Come Come Ye Saints … For Buddhists

I was driving to the Vajrakilaya retreat at Iron Knot Ranch, when I saw a large tower just outside Safford.  It looked like a church steeple … I thought it was rather tall for a church steeple in a small town like this, until I saw the golden figure atop it, the angel Moroni. Of course, I stopped to snap some pics of this Mormon temple out in the Arizona desert (I was a Mormon, once  upon a time). So, it was not until I was driving back home when the first verse of a classic Mormon hymn, Come Come Ye Saints, started playing over and over in my head. It goes like this:

Come, come ye saints
No toil, nor labor fear
But with joy, wend your way
Though hard to you this journey may appear
Grace shall be as your day
‘Tis better far for us to strive,
Our useless cares from us to drive
Do this and joy, your hearts will swell
All is Well! All is Well

This hymn seemed to resonate with me again, and it was on ruminating on the words that I found the würzel – the seed of Dharma in this hymn which gives us a pretty simple message. The hymn was written in the Pioneer days of the church, when the Mormon people were migrating from Nauvoo, Illinois to Utah. People were losing heart, and fearing the journey ahead, which is perhaps where some of us Dharma practitioners find ourselves sometimes.

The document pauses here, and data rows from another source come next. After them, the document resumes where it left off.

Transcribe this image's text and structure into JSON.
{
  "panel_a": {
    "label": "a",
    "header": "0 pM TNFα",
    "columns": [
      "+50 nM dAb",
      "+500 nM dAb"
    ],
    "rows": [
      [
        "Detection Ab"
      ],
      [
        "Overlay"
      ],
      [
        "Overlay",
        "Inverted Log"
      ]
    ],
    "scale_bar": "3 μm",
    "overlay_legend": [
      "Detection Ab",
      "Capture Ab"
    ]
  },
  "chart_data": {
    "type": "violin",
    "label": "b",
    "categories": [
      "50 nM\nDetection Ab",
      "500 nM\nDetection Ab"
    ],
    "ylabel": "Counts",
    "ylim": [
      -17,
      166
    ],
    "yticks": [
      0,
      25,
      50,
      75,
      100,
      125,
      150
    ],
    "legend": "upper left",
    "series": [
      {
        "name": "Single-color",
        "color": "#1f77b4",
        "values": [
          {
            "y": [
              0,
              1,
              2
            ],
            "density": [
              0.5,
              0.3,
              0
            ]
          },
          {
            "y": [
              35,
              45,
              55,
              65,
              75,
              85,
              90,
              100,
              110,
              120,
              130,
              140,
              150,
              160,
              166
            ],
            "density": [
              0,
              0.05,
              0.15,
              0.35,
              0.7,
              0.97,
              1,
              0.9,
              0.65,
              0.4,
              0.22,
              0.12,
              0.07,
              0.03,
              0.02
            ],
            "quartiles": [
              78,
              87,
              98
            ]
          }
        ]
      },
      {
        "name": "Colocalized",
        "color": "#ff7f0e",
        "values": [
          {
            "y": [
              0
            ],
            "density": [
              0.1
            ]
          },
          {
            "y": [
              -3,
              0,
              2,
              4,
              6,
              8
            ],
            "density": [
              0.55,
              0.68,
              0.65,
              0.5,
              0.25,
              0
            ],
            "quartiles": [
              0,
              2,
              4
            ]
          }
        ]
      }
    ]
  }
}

I know that I find myself sometimes thinking about that next step towards the frontiers of enlightenment. What lays beyond that next precipice of the mind? A memory or perhaps an emotion that will blow my socks off? Or perhaps feeling, anticipating something icky is going to happen? But then the words of the hymn came to me: “No toil, nor labor fear, but with joy wend your way.” The journey of Buddhadharma is a journey full of toil and labor in the sense that as a practitioner, it is hard work to begin to quiet the mind and to realize what is really there. Trungpa Rinpoche was known to say that you shouldn’t begin the path of Buddhadharma unless you’re serious, because once you do, you’ll have no choice but to go on towards the finish. In a sense, we don’t have any choice, do we? Once we start working on the path, we can either face those things that arise in our practice with dread and fear, or we can face them with joy. Joy isn’t being a piece of jello. When we talk about joy in a Dharma sense, we are talking about it as playful curiosity. We have to develop a sense of friendliness to our shit. Only when we do can we truly “wend our way with joy”, because, if we don’t, we wither choose to escape dealing with our shit, or react to it in very negative ways (be it through anger or otherwise).

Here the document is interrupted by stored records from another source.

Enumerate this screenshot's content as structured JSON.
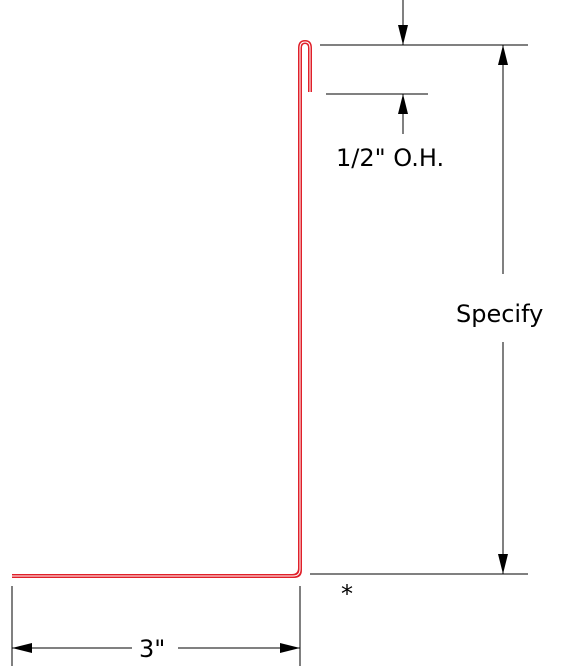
{
  "drawing": {
    "hem_label": "1/2\" O.H.",
    "height_label": "Specify",
    "base_label": "3\"",
    "note_marker": "*"
  },
  "colors": {
    "profile": "#e0202a",
    "dimension": "#000000",
    "background": "#ffffff"
  }
}
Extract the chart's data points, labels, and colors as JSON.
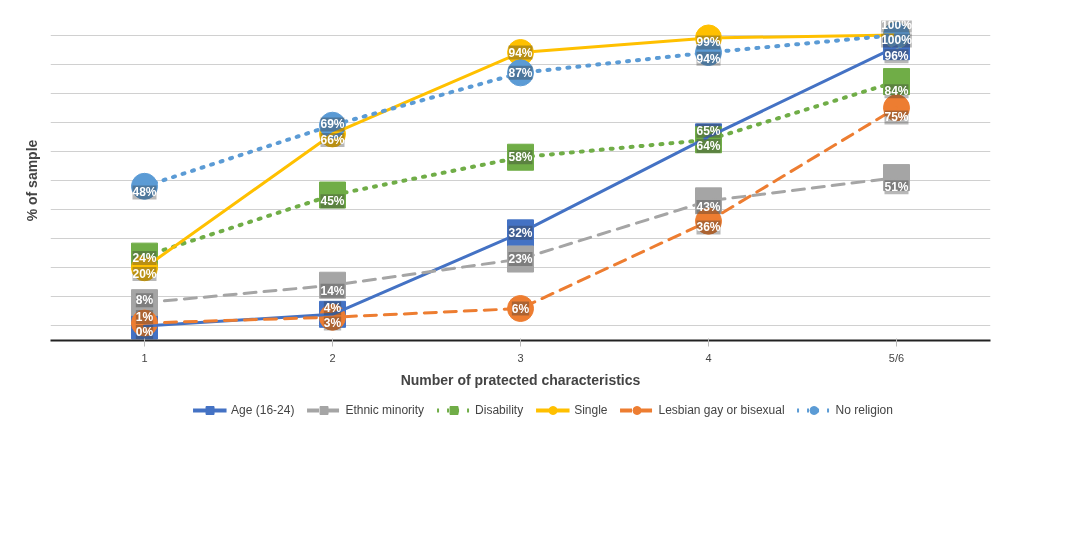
{
  "chart_data": {
    "type": "line",
    "xlabel": "Number of pratected characteristics",
    "ylabel": "% of sample",
    "categories": [
      "1",
      "2",
      "3",
      "4",
      "5/6"
    ],
    "tick_labels": "x",
    "grid": "y",
    "legend": "bottom",
    "series": [
      {
        "name": "Age (16-24)",
        "color": "#4472c4",
        "values": [
          0,
          4,
          32,
          65,
          96
        ],
        "value_labels": [
          "0%",
          "4%",
          "32%",
          "65%",
          "96%"
        ],
        "marker": "square",
        "line_style": "solid"
      },
      {
        "name": "Ethnic minority",
        "color": "#a5a5a5",
        "values": [
          8,
          14,
          23,
          43,
          51
        ],
        "value_labels": [
          "8%",
          "14%",
          "23%",
          "43%",
          "51%"
        ],
        "marker": "square",
        "line_style": "dashed"
      },
      {
        "name": "Disability",
        "color": "#70ad47",
        "values": [
          24,
          45,
          58,
          64,
          84
        ],
        "value_labels": [
          "24%",
          "45%",
          "58%",
          "64%",
          "84%"
        ],
        "marker": "square",
        "line_style": "dotted"
      },
      {
        "name": "Single",
        "color": "#ffc000",
        "values": [
          20,
          66,
          94,
          99,
          100
        ],
        "value_labels": [
          "20%",
          "66%",
          "94%",
          "99%",
          "100%"
        ],
        "marker": "circle",
        "line_style": "solid"
      },
      {
        "name": "Lesbian gay or bisexual",
        "color": "#ed7d31",
        "values": [
          1,
          3,
          6,
          36,
          75
        ],
        "value_labels": [
          "1%",
          "3%",
          "6%",
          "36%",
          "75%"
        ],
        "marker": "circle",
        "line_style": "dashed"
      },
      {
        "name": "No religion",
        "color": "#5b9bd5",
        "values": [
          48,
          69,
          87,
          94,
          100
        ],
        "value_labels": [
          "48%",
          "69%",
          "87%",
          "94%",
          "100%"
        ],
        "marker": "circle",
        "line_style": "dotted"
      }
    ]
  }
}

The journey of Dharma is not an easy one. You have to confront yourself, who you really are, and then eventually, how everything truly exists. Hope and fear are to be transcended, not nurtured. There is no comfy end all solution to your problems or to the world’s problems. But, in the end, I think it’s better for practitioners to strive, to practice perfect transcendent discipline, to boldly and fearlessly encounter what lies beyond the borders of our fear. I have found that a lot of times, I’m expecting this big dragon of emotion to come up looking for a fight and burn me to pieces, but instead I find a soft cuddly kitten who is is growling out of hurt and fear and looking only for nurture and love. Indeed, we do this, and perfect joy will swell our hearts. When we do the hard work of finding ourselves, and find that underneath the demon of emotions we fear is a self that is looking for nothing more than friendliness and love, joy will swell our hearts, and we will find that all is truly well.

SARWA MANGALAM, and Happy New Year to everyone!